Risks don’t always lead to rewards for Jays against Huskers, but they keep playing ‘fearless’

“One of the things we talked about coming in was being free to take a lot of risks — and I thought they did,” Creighton coach Kirsten Bernthal Booth said. “Some of it was fruitful. And other times it wasn’t.”

LINCOLN — Creighton undoubtedly had its share of gaffes and miscues that energized Nebraska’s capacity crowd and kept the momentum squarely on the side of the nation’s second-ranked squad at the Devaney Center Friday night.

The Jays (0-1) had a stretch where they couldn’t handle NU’s serves. They stood flat-footed and watched the ball drop due to miscommunication a couple of times. They aimed some swings at the hands of Husker blockers — but missed, and sent the ball sailing high and long.

There were net violations, ill-timed service errors and discombobulated attacks.

But CU’s players never throttled back.

According to Creighton coach Kirsten Bernthal Booth, there’s something to be said about that kind of persistence, even though Nebraska ultimately earned the 25-19, 24-26, 25-17, 25-21 win. It was the Jays’ 19th straight defeat in the series with the Huskers, who’ve never lost to CU.

“One of the things we talked about coming in was being free to take a lot of risks — and I thought they did,” Booth said. “Some of it was fruitful. And other times it wasn’t.”

The Jays seemed to be at their best in Game 2, spreading the ball around, targeting a variety of gaps within NU’s alignment and perhaps showing what this 18th-ranked squad is capable of when it finds some consistency.

Redshirt freshman Keeley Davis, whose 13 kills were the third-most in a CU debut in program history, pounded a swing off the block and tipped another one in for a point midway through the second set. Then Creighton rode sophomore Jaela Zimmerman for a couple kills.

Junior Naomi Hickman guided one home on the back slide. Senior Megan Ballenger thunderously powered a ball into the floor. Freshman Emily Bressman rose up from the back row and landed a kill between two Husker defenders.

“I think we started talking more about what spots were open,” said Zimmerman, who finished with a career-best 12 kills. “At times, we were kind of quiet. … Just that communication was really important for us.”
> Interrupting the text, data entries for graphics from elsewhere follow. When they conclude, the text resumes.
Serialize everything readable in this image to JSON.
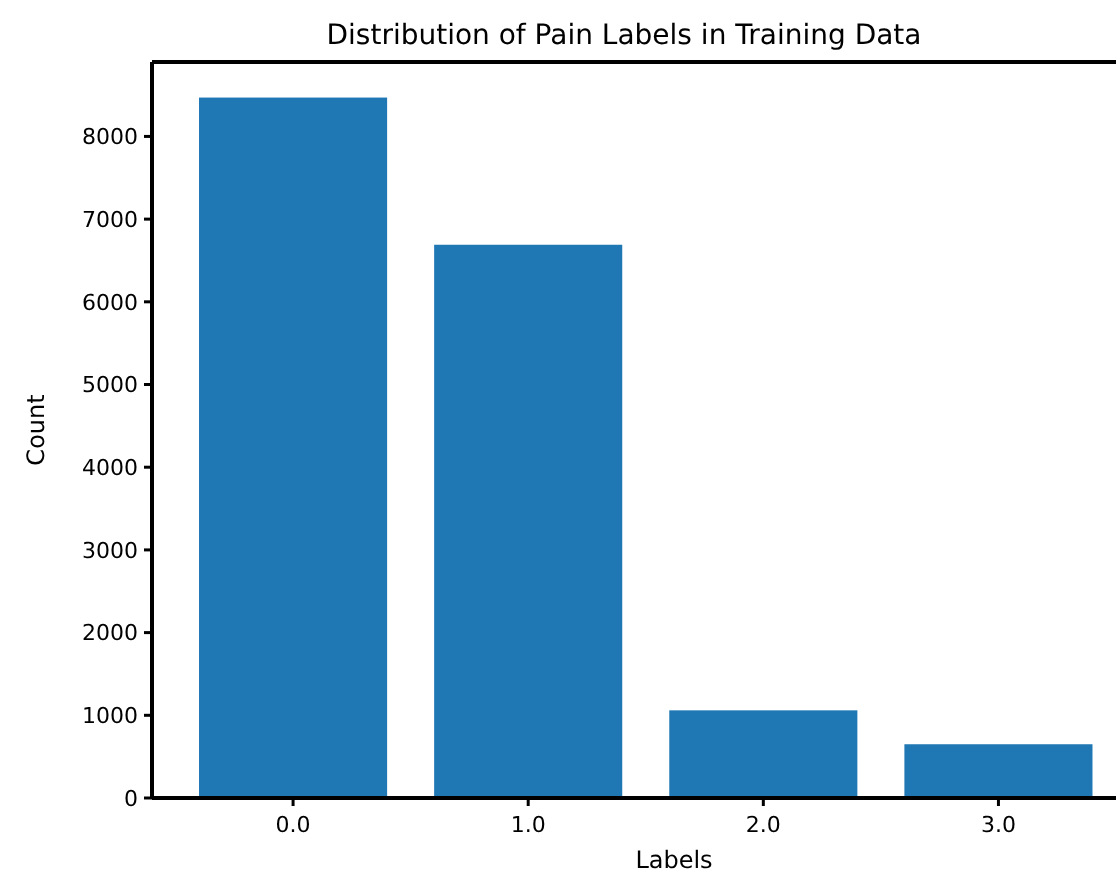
{
  "chart_data": {
    "type": "bar",
    "title": "Distribution of Pain Labels in Training Data",
    "xlabel": "Labels",
    "ylabel": "Count",
    "x": [
      0,
      1,
      2,
      3
    ],
    "values": [
      8470,
      6690,
      1060,
      650
    ],
    "color": "#1f77b4",
    "xlim": [
      -0.6,
      3.5
    ],
    "xticks": [
      {
        "value": 0,
        "label": "0.0"
      },
      {
        "value": 1,
        "label": "1.0"
      },
      {
        "value": 2,
        "label": "2.0"
      },
      {
        "value": 3,
        "label": "3.0"
      }
    ],
    "ylim": [
      0,
      8900
    ],
    "yticks": [
      0,
      1000,
      2000,
      3000,
      4000,
      5000,
      6000,
      7000,
      8000
    ],
    "grid": false
  }
}
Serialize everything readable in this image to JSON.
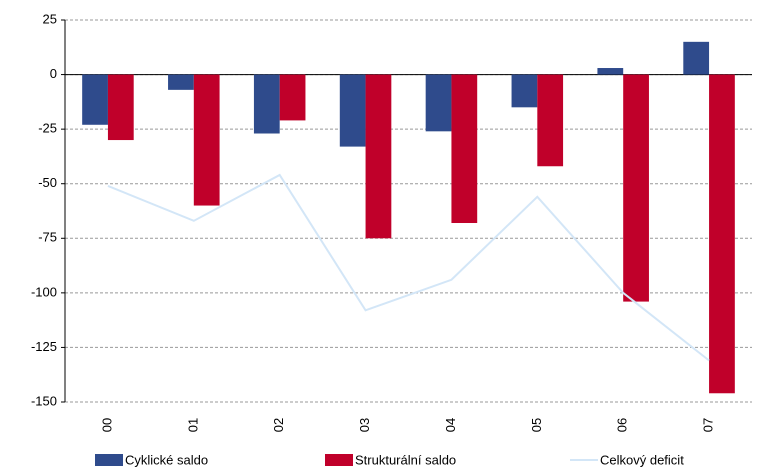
{
  "chart_data": {
    "type": "bar",
    "categories": [
      "00",
      "01",
      "02",
      "03",
      "04",
      "05",
      "06",
      "07"
    ],
    "series": [
      {
        "name": "Cyklické saldo",
        "color": "#2f4b8c",
        "values": [
          -23,
          -7,
          -27,
          -33,
          -26,
          -15,
          3,
          15
        ]
      },
      {
        "name": "Strukturální saldo",
        "color": "#c0002a",
        "values": [
          -30,
          -60,
          -21,
          -75,
          -68,
          -42,
          -104,
          -146
        ]
      },
      {
        "name": "Celkový deficit",
        "type": "line",
        "color": "#d3e6f7",
        "values": [
          -51,
          -67,
          -46,
          -108,
          -94,
          -56,
          -100,
          -131
        ]
      }
    ],
    "ylim": [
      -150,
      25
    ],
    "yticks": [
      -150,
      -125,
      -100,
      -75,
      -50,
      -25,
      0,
      25
    ],
    "grid": true
  }
}
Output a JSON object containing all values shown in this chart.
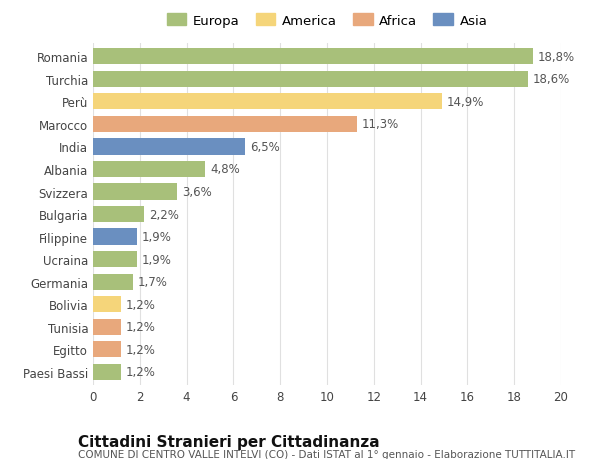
{
  "categories": [
    "Romania",
    "Turchia",
    "Perù",
    "Marocco",
    "India",
    "Albania",
    "Svizzera",
    "Bulgaria",
    "Filippine",
    "Ucraina",
    "Germania",
    "Bolivia",
    "Tunisia",
    "Egitto",
    "Paesi Bassi"
  ],
  "values": [
    18.8,
    18.6,
    14.9,
    11.3,
    6.5,
    4.8,
    3.6,
    2.2,
    1.9,
    1.9,
    1.7,
    1.2,
    1.2,
    1.2,
    1.2
  ],
  "labels": [
    "18,8%",
    "18,6%",
    "14,9%",
    "11,3%",
    "6,5%",
    "4,8%",
    "3,6%",
    "2,2%",
    "1,9%",
    "1,9%",
    "1,7%",
    "1,2%",
    "1,2%",
    "1,2%",
    "1,2%"
  ],
  "continents": [
    "Europa",
    "Europa",
    "America",
    "Africa",
    "Asia",
    "Europa",
    "Europa",
    "Europa",
    "Asia",
    "Europa",
    "Europa",
    "America",
    "Africa",
    "Africa",
    "Europa"
  ],
  "continent_colors": {
    "Europa": "#a8c07a",
    "America": "#f5d57a",
    "Africa": "#e8a87c",
    "Asia": "#6a8fc0"
  },
  "legend_order": [
    "Europa",
    "America",
    "Africa",
    "Asia"
  ],
  "legend_colors": [
    "#a8c07a",
    "#f5d57a",
    "#e8a87c",
    "#6a8fc0"
  ],
  "xlim": [
    0,
    20
  ],
  "xticks": [
    0,
    2,
    4,
    6,
    8,
    10,
    12,
    14,
    16,
    18,
    20
  ],
  "title": "Cittadini Stranieri per Cittadinanza",
  "subtitle": "COMUNE DI CENTRO VALLE INTELVI (CO) - Dati ISTAT al 1° gennaio - Elaborazione TUTTITALIA.IT",
  "background_color": "#ffffff",
  "grid_color": "#e0e0e0",
  "bar_height": 0.72,
  "label_fontsize": 8.5,
  "tick_fontsize": 8.5,
  "title_fontsize": 11,
  "subtitle_fontsize": 7.5
}
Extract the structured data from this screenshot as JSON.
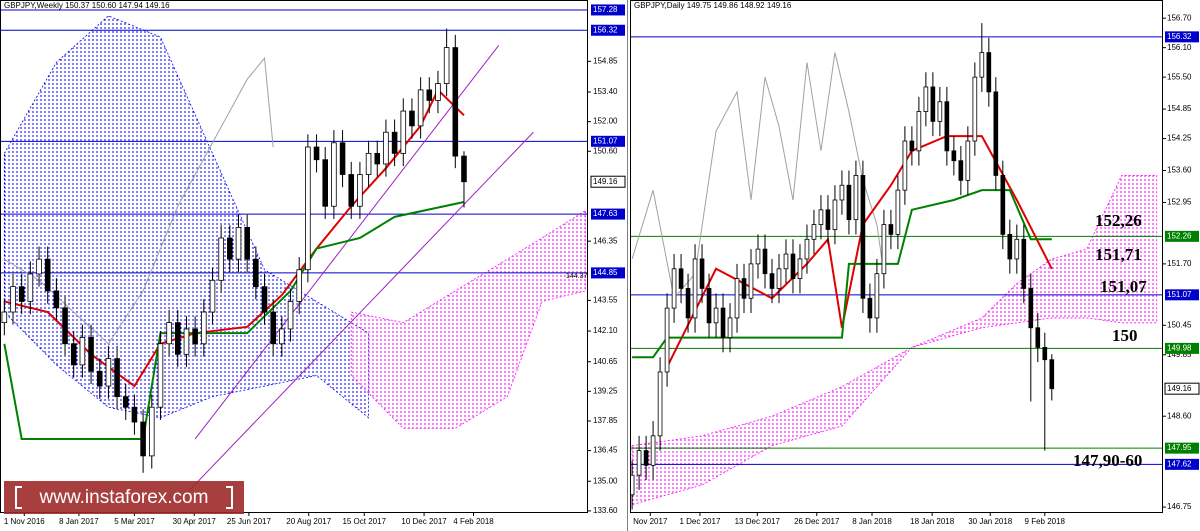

Nebraska eventually adjusted.

NU entered Friday’s match unsure about how Creighton would line up, according to coach John Cook. He didn’t have an extensive scouting report on CU’s individual attackers, either.

But he said his players began to familiarize themselves with the tendencies of the Jays hitters as the match progressed, making it easier for the Huskers to get positioned defensively. Their back row in particular responded well, routinely splaying itself out across the court and dazzling the 8,450 fans on hand with diving digs and one-handed rally-savers.

CU kept firing away, though. It just wasn’t sharp enough.

Said Cook: “They were playing fearless.”

That’s what Booth hopes to see more of from her team, starting Saturday against No. 20 Baylor. The Jays will play three additional ranked opponents before league play begins.